"A verdade será sempre um escândalo". (In Adriano, M. Yourcenar)

"Quero imaginar sob que novos traços o despotismo poderia produzir-se no mundo... Depois de ter colhido em suas mãos poderosas cada indivíduo e de moldá-los a seu gosto, o soberno estende seus braços sobre toda a sociedade... Não quebra as vontades, mas as amolece, submete e dirige... Raramente força a agir, mas opõe-se sem cessar a que se aja; não destrói, impede que se nasça; não tiraniza, incomoda, oprime, extingue, abestalha e reduz enfim cada nação a não ser mais que um rebanho de animais tímidos, do qual o governo é o pastor. (...)
A imprensa é, por excelência, o instrumento democrático da liberdade."
Alexis de Tocqueville (1805-1859)



domingo, 20 de maio de 2012

DILMA E A VERDADE À MODA GREGA

Já nos primeiros minutos do emocionado discurso que pronunciou na cerimônia de instalação da Comissão da Verdade, quarta-feira, a presidente Dilma Rousseff apresentou uma curiosidade filológica surpreendente:

“A palavra ‘verdade’, na tradição grega ocidental, é exatamente o contrário da palavra ‘esquecimento’”, disse ela. “É memória e é História. É a capacidade humana de contar o que aconteceu.”
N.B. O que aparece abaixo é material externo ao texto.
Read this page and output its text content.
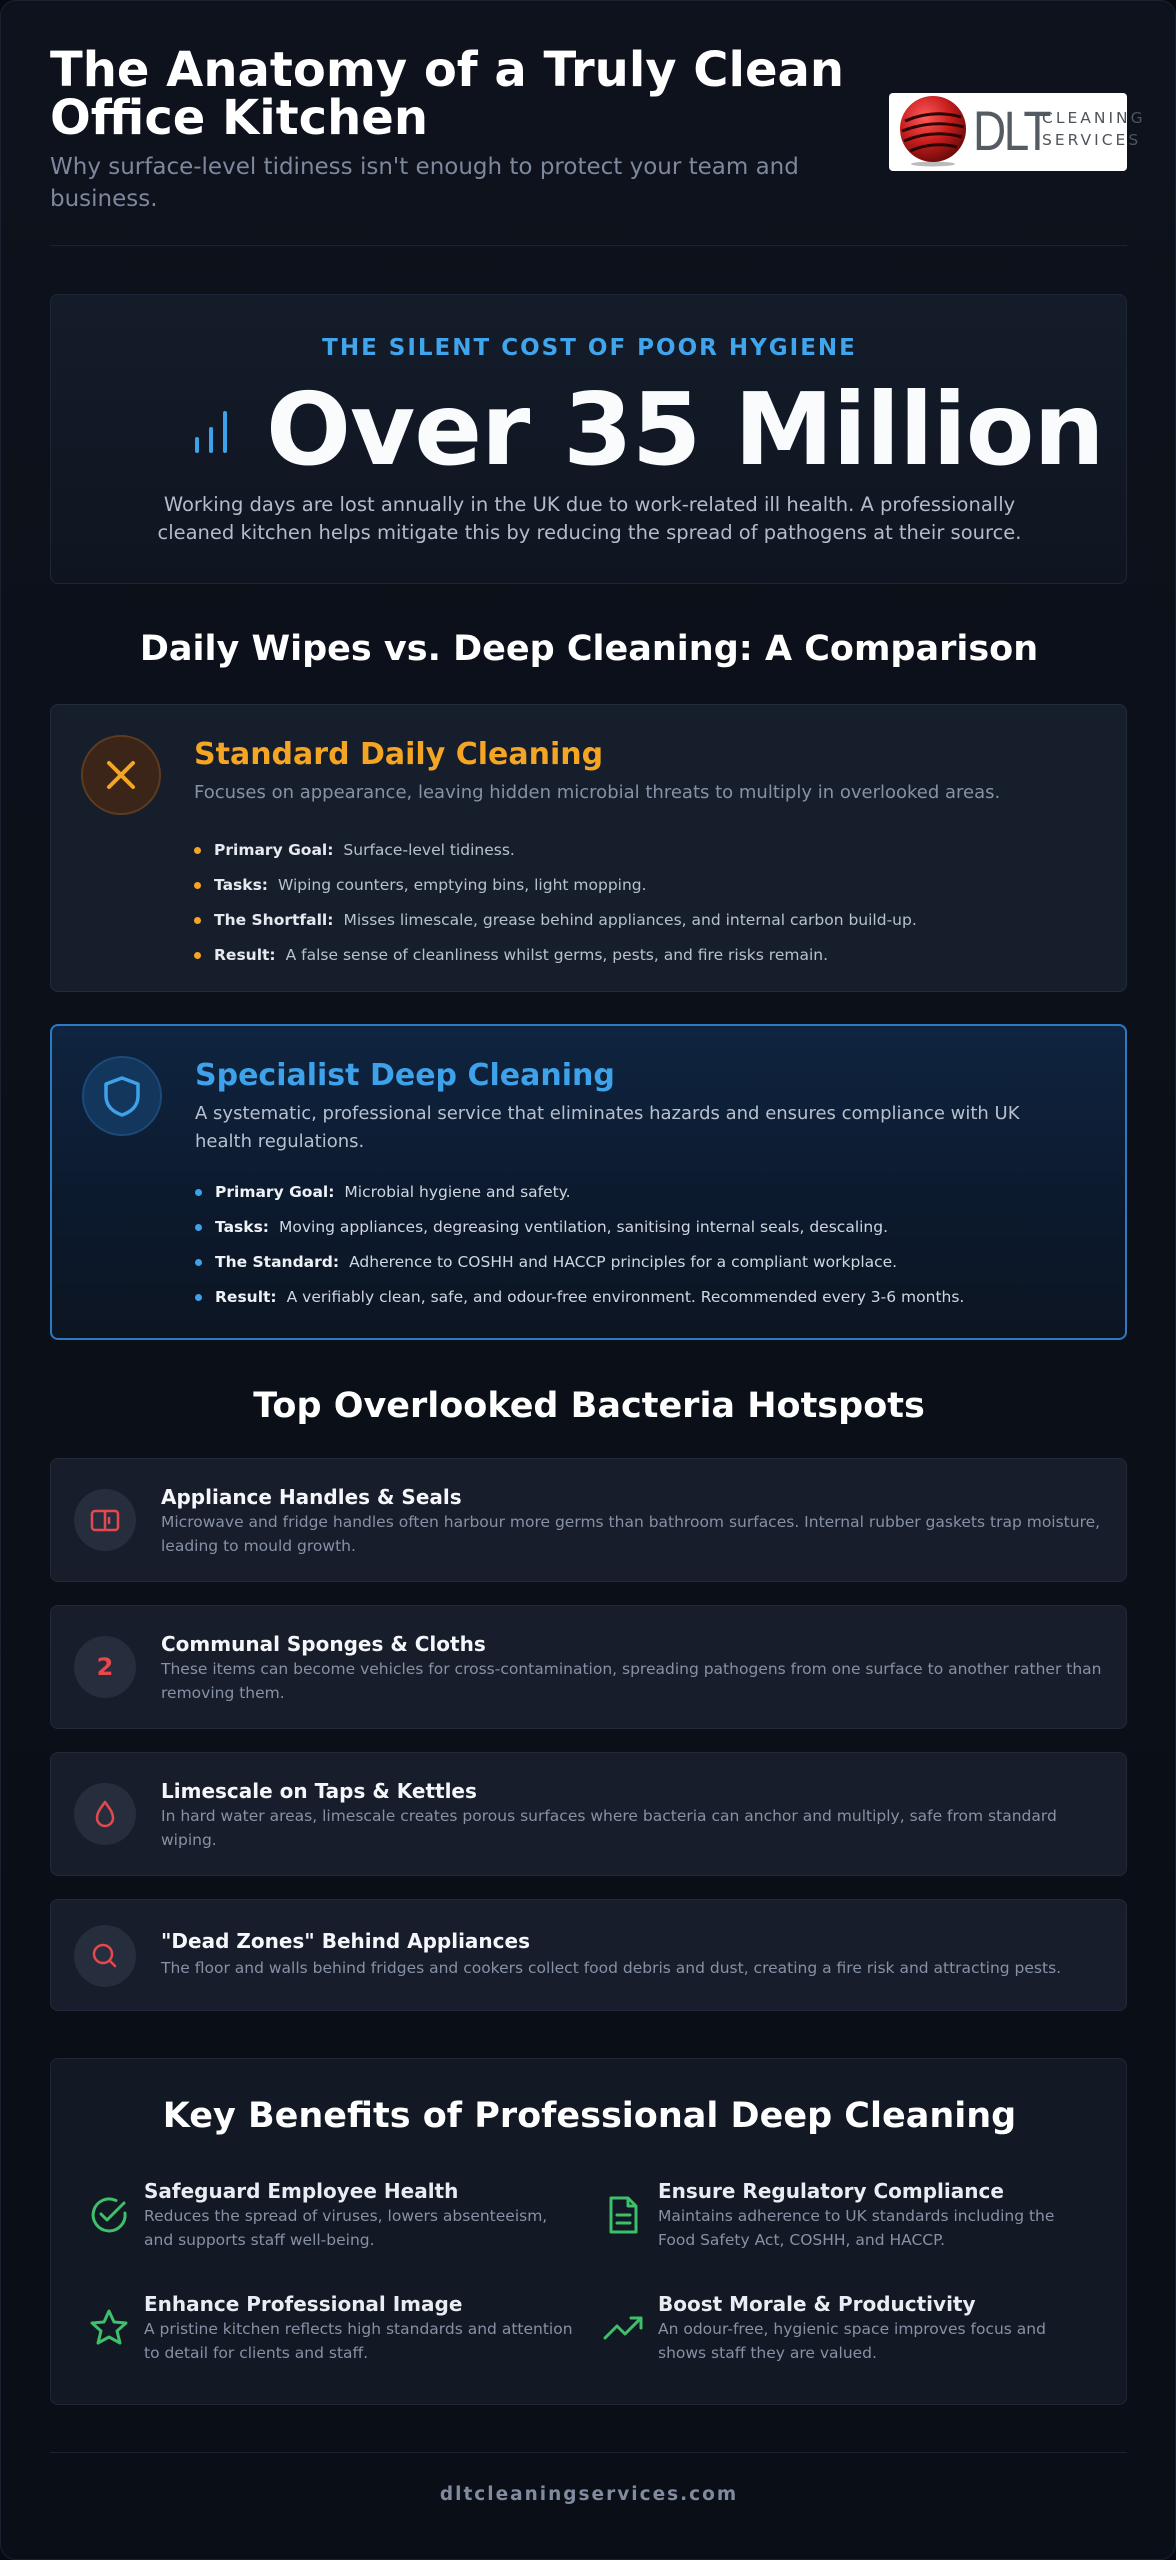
The Anatomy of a Truly Clean Office Kitchen

Why surface-level tidiness isn't enough to protect your team and business.

DLT
CLEANING
SERVICES

THE SILENT COST OF POOR HYGIENE

Over 35 Million

Working days are lost annually in the UK due to work-related ill health. A professionally cleaned kitchen helps mitigate this by reducing the spread of pathogens at their source.

Daily Wipes vs. Deep Cleaning: A Comparison
Standard Daily Cleaning

Focuses on appearance, leaving hidden microbial threats to multiply in overlooked areas.

Primary Goal: Surface-level tidiness.
Tasks: Wiping counters, emptying bins, light mopping.
The Shortfall: Misses limescale, grease behind appliances, and internal carbon build-up.
Result: A false sense of cleanliness whilst germs, pests, and fire risks remain.
Specialist Deep Cleaning

A systematic, professional service that eliminates hazards and ensures compliance with UK health regulations.

Primary Goal: Microbial hygiene and safety.
Tasks: Moving appliances, degreasing ventilation, sanitising internal seals, descaling.
The Standard: Adherence to COSHH and HACCP principles for a compliant workplace.
Result: A verifiably clean, safe, and odour-free environment. Recommended every 3-6 months.
Top Overlooked Bacteria Hotspots

Appliance Handles & Seals

Microwave and fridge handles often harbour more germs than bathroom surfaces. Internal rubber gaskets trap moisture, leading to mould growth.

2

Communal Sponges & Cloths

These items can become vehicles for cross-contamination, spreading pathogens from one surface to another rather than removing them.

Limescale on Taps & Kettles

In hard water areas, limescale creates porous surfaces where bacteria can anchor and multiply, safe from standard wiping.

"Dead Zones" Behind Appliances

The floor and walls behind fridges and cookers collect food debris and dust, creating a fire risk and attracting pests.

Key Benefits of Professional Deep Cleaning

Safeguard Employee Health

Reduces the spread of viruses, lowers absenteeism, and supports staff well-being.

Ensure Regulatory Compliance

Maintains adherence to UK standards including the Food Safety Act, COSHH, and HACCP.

Enhance Professional Image

A pristine kitchen reflects high standards and attention to detail for clients and staff.

Boost Morale & Productivity

An odour-free, hygienic space improves focus and shows staff they are valued.

dltcleaningservices.com
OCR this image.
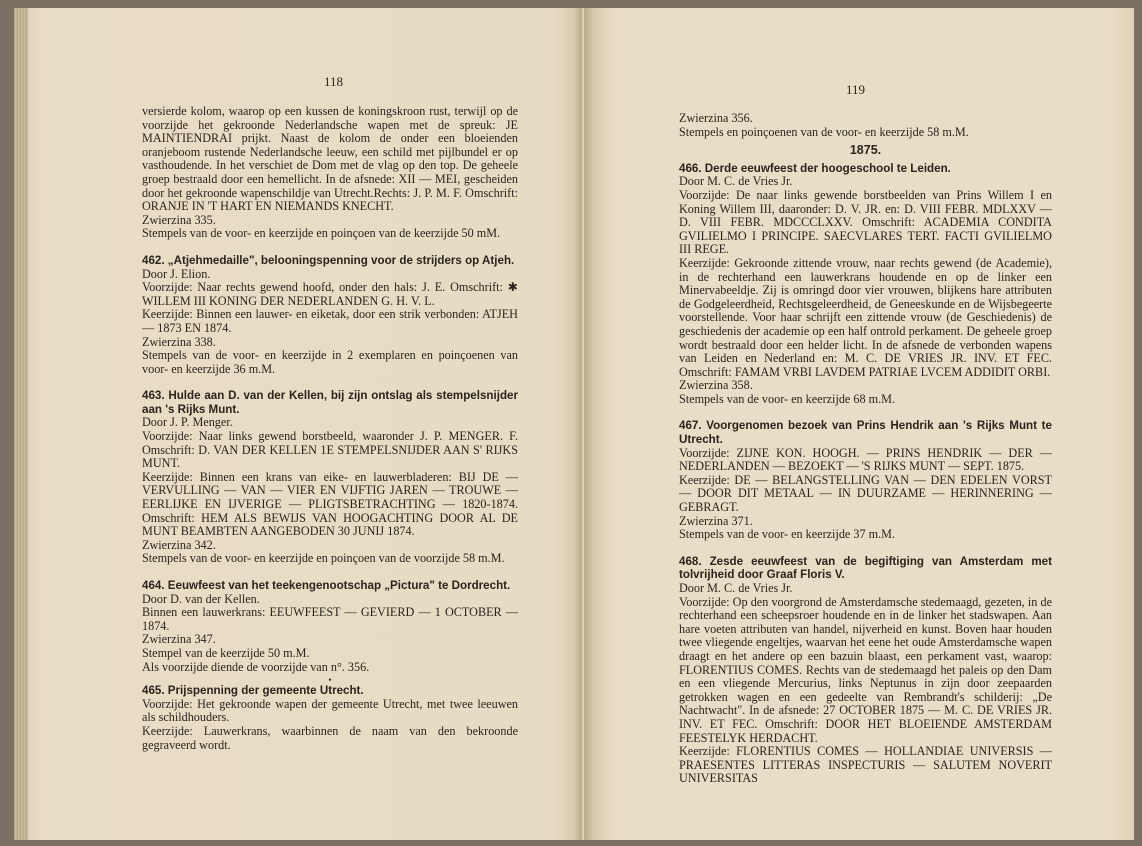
118

versierde kolom, waarop op een kussen de koningskroon rust, terwijl op de voorzijde het gekroonde Nederlandsche wapen met de spreuk: JE MAINTIENDRAI prijkt. Naast de kolom de onder een bloeienden oranjeboom rustende Nederlandsche leeuw, een schild met pijlbundel er op vasthoudende. In het verschiet de Dom met de vlag op den top. De geheele groep bestraald door een hemellicht. In de afsnede: XII — MEI, gescheiden door het gekroonde wapenschildje van Utrecht.Rechts: J. P. M. F. Omschrift: ORANJE IN 'T HART EN NIEMANDS KNECHT.

Zwierzina 335.

Stempels van de voor- en keerzijde en poinçoen van de keerzijde 50 mM.

462. „Atjehmedaille", belooningspenning voor de strijders op Atjeh.

Door J. Elion.

Voorzijde: Naar rechts gewend hoofd, onder den hals: J. E. Omschrift: ✱ WILLEM III KONING DER NEDERLANDEN G. H. V. L.

Keerzijde: Binnen een lauwer- en eiketak, door een strik verbonden: ATJEH — 1873 EN 1874.

Zwierzina 338.

Stempels van de voor- en keerzijde in 2 exemplaren en poinçoenen van voor- en keerzijde 36 m.M.

463. Hulde aan D. van der Kellen, bij zijn ontslag als stempelsnijder aan 's Rijks Munt.

Door J. P. Menger.

Voorzijde: Naar links gewend borstbeeld, waaronder J. P. MENGER. F. Omschrift: D. VAN DER KELLEN 1E STEMPELSNIJDER AAN S' RIJKS MUNT.

Keerzijde: Binnen een krans van eike- en lauwerbladeren: BIJ DE — VERVULLING — VAN — VIER EN VIJFTIG JAREN — TROUWE — EERLIJKE EN IJVERIGE — PLIGTSBETRACHTING — 1820-1874. Omschrift: HEM ALS BEWIJS VAN HOOGACHTING DOOR AL DE MUNT BEAMBTEN AANGEBODEN 30 JUNIJ 1874.

Zwierzina 342.

Stempels van de voor- en keerzijde en poinçoen van de voorzijde 58 m.M.

464. Eeuwfeest van het teekengenootschap „Pictura" te Dordrecht.

Door D. van der Kellen.

Binnen een lauwerkrans: EEUWFEEST — GEVIERD — 1 OCTOBER — 1874.

Zwierzina 347.

Stempel van de keerzijde 50 m.M.

Als voorzijde diende de voorzijde van n°. 356.

•

465. Prijspenning der gemeente Utrecht.

Voorzijde: Het gekroonde wapen der gemeente Utrecht, met twee leeuwen als schildhouders.

Keerzijde: Lauwerkrans, waarbinnen de naam van den bekroonde gegraveerd wordt.

119

Zwierzina 356.

Stempels en poinçoenen van de voor- en keerzijde 58 m.M.

1875.

466. Derde eeuwfeest der hoogeschool te Leiden.

Door M. C. de Vries Jr.

Voorzijde: De naar links gewende borstbeelden van Prins Willem I en Koning Willem III, daaronder: D. V. JR. en: D. VIII FEBR. MDLXXV — D. VIII FEBR. MDCCCLXXV. Omschrift: ACADEMIA CONDITA GVILIELMO I PRINCIPE. SAECVLARES TERT. FACTI GVILIELMO III REGE.

Keerzijde: Gekroonde zittende vrouw, naar rechts gewend (de Academie), in de rechterhand een lauwerkrans houdende en op de linker een Minervabeeldje. Zij is omringd door vier vrouwen, blijkens hare attributen de Godgeleerdheid, Rechtsgeleerdheid, de Geneeskunde en de Wijsbegeerte voorstellende. Voor haar schrijft een zittende vrouw (de Geschiedenis) de geschiedenis der academie op een half ontrold perkament. De geheele groep wordt bestraald door een helder licht. In de afsnede de verbonden wapens van Leiden en Nederland en: M. C. DE VRIES JR. INV. ET FEC. Omschrift: FAMAM VRBI LAVDEM PATRIAE LVCEM ADDIDIT ORBI.

Zwierzina 358.

Stempels van de voor- en keerzijde 68 m.M.

467. Voorgenomen bezoek van Prins Hendrik aan 's Rijks Munt te Utrecht.

Voorzijde: ZIJNE KON. HOOGH. — PRINS HENDRIK — DER — NEDERLANDEN — BEZOEKT — 'S RIJKS MUNT — SEPT. 1875.

Keerzijde: DE — BELANGSTELLING VAN — DEN EDELEN VORST — DOOR DIT METAAL — IN DUURZAME — HERINNERING — GEBRAGT.

Zwierzina 371.

Stempels van de voor- en keerzijde 37 m.M.

468. Zesde eeuwfeest van de begiftiging van Amsterdam met tolvrijheid door Graaf Floris V.

Door M. C. de Vries Jr.

Voorzijde: Op den voorgrond de Amsterdamsche stedemaagd, gezeten, in de rechterhand een scheepsroer houdende en in de linker het stadswapen. Aan hare voeten attributen van handel, nijverheid en kunst. Boven haar houden twee vliegende engeltjes, waarvan het eene het oude Amsterdamsche wapen draagt en het andere op een bazuin blaast, een perkament vast, waarop: FLORENTIUS COMES. Rechts van de stedemaagd het paleis op den Dam en een vliegende Mercurius, links Neptunus in zijn door zeepaarden getrokken wagen en een gedeelte van Rembrandt's schilderij: „De Nachtwacht". In de afsnede: 27 OCTOBER 1875 — M. C. DE VRIES JR. INV. ET FEC. Omschrift: DOOR HET BLOEIENDE AMSTERDAM FEESTELYK HERDACHT.

Keerzijde: FLORENTIUS COMES — HOLLANDIAE UNIVERSIS — PRAESENTES LITTERAS INSPECTURIS — SALUTEM NOVERIT UNIVERSITAS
Será mesmo? Diga-se, a bem da verdade, que a palavra verdade nunca significou, em termos filosóficos, exatamente o contrário de esquecimento na “tradição grega ocidental”, mas de fato existe uma verdade etimológica profunda na afirmação da presidente.

Nosso vocábulo verdade veio no século 13 do latim veritatis, mas o termo grego que os latinos traduziam por essa palavra era etimologicamente bem distinto:

na língua de Platão (foto), aletheia carregava sobretudo a ideia de desvelamento, de descoberta, de retirada do véu da aparência para revelar aquilo que verdadeiramente é.

E o que a memória tem a ver com isso? Na mitologia grega, chamava-se Lete o “rio do esquecimento”, que provocava a perda de memória em quem bebesse de sua água. Aletheia (de a + lethe) era, na origem, a negação dessa amnésia, e portanto a afirmação da memória, provavelmente entendida como o próprio fundamento da razão.

Como lembra o filósofo catalão José Ferrater Mora, “o sentido primário da verdade como aletheia não é (…) mera descoberta ou patenteamento, mas, sobretudo, a manifestação da recordação”.